An ICE table helps organize and simplify the process of solving equilibrium problems. 'ICE' stands for Initial, Change, and Equilibrium - the three stages we need to consider.

1. **Initial:** This represents the initial concentrations before the reaction starts.
2. **Change:** This shows how the concentrations change as the reaction proceeds.
3. **Equilibrium:** This gives the final concentrations at equilibrium.

For example, when setting up the ICE table for benzoic acid's ionization:

• **Initial:** \([HC_7H_5O_2] = C\), \([\text{H}^+] = 0\), \([\text{C}_7H_5O_2^-] = 0\)
• **Change:** \([\text{HC}_7H_5O_2]\) reduces by \(x\), \([\text{H}^+]\) increases by \(x\), \([\text{C}_7H_5O_2^-]\) increases by \(x\)
• **Equilibrium:** \([HC_7H_5O_2] = C - x\), \([\text{H}^+] = x\), \([\text{C}_7H_5O_2^-] = x\)

Using these, we create the expression:
\[ K_a = \frac{[\text{H}^+][\text{A}^-]}{[\text{HA}]} = \frac{x^2}{C - x} \]
If \(C\) is much larger than \(x\), we can approximate \(C - x \approx C\), simplifying our calculations.

pH calculation

pH is a measure of the acidity or basicity of a solution. It is defined using the negative logarithm of the hydrogen ion concentration (\text{H}^+).
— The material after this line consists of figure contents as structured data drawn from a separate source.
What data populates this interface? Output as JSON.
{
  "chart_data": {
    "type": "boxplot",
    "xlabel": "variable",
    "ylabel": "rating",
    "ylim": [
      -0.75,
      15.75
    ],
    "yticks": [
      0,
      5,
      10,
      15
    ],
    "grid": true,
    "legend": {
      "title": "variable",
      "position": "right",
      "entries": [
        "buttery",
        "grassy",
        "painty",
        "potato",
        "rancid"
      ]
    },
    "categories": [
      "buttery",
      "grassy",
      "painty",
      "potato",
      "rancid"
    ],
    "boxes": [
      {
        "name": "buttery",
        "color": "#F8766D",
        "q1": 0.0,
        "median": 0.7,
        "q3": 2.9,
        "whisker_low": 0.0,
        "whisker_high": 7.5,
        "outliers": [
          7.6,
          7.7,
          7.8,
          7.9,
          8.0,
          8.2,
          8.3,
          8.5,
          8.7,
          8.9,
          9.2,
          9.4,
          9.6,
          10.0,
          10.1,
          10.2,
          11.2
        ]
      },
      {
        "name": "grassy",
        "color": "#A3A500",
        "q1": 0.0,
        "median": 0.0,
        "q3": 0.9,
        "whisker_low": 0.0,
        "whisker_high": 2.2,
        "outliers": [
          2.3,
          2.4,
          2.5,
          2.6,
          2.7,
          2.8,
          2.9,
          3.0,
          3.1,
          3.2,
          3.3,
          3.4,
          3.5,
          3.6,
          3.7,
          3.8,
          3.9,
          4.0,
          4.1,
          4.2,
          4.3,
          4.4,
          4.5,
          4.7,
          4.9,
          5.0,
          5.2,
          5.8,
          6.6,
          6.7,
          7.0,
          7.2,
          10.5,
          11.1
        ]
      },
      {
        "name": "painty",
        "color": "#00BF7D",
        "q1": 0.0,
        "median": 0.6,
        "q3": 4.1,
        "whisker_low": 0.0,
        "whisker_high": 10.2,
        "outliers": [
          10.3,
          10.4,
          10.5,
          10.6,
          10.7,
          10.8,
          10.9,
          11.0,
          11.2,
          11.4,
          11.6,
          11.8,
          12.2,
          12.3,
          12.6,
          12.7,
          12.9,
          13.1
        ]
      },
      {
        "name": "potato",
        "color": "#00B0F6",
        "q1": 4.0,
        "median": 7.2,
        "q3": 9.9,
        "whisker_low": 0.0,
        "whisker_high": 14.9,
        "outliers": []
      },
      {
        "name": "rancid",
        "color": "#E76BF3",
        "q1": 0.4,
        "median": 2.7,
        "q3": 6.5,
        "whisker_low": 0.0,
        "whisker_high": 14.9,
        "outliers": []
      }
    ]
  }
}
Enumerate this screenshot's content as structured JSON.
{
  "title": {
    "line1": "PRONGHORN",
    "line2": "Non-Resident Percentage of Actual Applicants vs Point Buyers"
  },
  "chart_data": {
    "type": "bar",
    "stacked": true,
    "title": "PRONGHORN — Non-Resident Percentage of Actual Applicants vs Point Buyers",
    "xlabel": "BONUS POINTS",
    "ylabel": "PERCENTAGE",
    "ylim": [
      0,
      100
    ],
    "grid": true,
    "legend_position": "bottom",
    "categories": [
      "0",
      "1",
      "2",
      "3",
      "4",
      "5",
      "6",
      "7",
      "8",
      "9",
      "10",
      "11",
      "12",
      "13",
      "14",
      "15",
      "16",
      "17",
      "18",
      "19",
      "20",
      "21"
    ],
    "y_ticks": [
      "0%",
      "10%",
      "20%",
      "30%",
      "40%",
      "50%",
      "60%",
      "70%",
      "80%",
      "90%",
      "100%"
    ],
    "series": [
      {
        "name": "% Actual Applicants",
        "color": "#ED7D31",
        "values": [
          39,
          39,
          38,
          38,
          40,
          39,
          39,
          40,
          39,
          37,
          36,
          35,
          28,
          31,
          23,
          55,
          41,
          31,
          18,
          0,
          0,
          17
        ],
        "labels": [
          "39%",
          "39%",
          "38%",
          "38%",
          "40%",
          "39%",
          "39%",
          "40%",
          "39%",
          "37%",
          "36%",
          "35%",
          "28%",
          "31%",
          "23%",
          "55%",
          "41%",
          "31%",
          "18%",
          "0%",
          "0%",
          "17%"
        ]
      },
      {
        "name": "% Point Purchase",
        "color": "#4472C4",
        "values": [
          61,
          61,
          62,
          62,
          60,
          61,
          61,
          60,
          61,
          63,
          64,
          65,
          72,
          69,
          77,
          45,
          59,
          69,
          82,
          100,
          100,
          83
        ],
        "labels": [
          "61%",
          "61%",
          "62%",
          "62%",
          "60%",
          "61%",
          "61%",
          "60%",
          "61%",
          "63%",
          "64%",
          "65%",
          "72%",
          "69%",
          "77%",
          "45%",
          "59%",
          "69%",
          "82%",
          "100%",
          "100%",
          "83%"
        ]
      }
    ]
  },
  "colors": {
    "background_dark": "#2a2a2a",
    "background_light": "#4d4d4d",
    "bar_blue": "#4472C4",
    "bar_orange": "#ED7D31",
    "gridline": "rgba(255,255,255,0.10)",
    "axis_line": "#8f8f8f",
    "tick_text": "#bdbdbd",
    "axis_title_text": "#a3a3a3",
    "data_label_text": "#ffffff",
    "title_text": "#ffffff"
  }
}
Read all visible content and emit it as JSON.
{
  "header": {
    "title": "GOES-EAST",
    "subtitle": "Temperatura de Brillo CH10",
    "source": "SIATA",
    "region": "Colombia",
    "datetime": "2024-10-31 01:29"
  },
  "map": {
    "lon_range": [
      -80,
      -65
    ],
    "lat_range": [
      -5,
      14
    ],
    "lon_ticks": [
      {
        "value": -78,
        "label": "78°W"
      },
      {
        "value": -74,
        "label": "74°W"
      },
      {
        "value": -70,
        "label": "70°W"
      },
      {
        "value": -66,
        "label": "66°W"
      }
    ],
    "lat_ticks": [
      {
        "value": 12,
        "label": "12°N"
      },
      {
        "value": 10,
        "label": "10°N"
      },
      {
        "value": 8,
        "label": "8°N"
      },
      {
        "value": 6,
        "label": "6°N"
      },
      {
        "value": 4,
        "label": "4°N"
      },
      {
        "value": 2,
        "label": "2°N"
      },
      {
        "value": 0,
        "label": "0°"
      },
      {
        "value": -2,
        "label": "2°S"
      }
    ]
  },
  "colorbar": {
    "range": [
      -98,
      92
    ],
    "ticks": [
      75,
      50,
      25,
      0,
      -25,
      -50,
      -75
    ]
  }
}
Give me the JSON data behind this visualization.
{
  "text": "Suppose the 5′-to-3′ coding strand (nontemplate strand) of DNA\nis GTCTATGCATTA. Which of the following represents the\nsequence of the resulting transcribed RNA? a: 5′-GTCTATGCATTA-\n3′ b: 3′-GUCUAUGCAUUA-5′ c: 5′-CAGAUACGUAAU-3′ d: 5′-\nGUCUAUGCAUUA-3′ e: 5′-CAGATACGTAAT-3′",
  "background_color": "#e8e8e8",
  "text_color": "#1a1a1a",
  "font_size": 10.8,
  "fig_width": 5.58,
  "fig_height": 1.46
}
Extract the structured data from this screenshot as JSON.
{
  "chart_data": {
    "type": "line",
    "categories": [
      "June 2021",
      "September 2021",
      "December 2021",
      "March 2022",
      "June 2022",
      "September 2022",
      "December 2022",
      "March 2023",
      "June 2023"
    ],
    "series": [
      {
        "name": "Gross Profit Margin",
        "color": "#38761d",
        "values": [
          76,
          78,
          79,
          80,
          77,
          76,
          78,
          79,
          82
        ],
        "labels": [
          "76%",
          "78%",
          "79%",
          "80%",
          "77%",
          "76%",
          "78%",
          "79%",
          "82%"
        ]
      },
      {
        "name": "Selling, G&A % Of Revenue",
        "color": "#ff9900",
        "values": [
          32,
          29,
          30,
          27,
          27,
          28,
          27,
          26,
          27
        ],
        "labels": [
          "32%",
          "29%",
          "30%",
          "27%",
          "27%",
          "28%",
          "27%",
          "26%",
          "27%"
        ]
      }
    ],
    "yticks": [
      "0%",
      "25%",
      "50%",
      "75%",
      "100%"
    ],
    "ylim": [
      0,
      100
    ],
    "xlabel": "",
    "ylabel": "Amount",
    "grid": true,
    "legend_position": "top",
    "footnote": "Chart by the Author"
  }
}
Mathematically, this is expressed as:

\[ \text{pH} = -\text{log} [\text{H}^+] \]

For benzoic acid solutions, after determining the equilibrium concentration of \([\text{H}^+]\) (which is \(x\) from the ICE table), we can directly find the pH.

For example, if \([\text{H}^+] = 7.94 \times 10^{-3} \text{M}\):

\[ \text{pH} = -\text{log} (7.94 \times 10^{-3}) = 2.10 \]

With these steps, solving for pH becomes straightforward after calculating the hydrogen ion concentration from the \(K_a\) expression.

Additionally, we calculate percent ionization to understand how much of the benzoic acid has ionized:

\[ \text{percent ionization} = \frac{x}{C} \times 100 \]
For a concentration of \(1.0 \text{M}\), the ionization would be about \(0.794\text{%}\), combining both pH and ionization measurement allows a thorough evaluation of the acid's dissociation.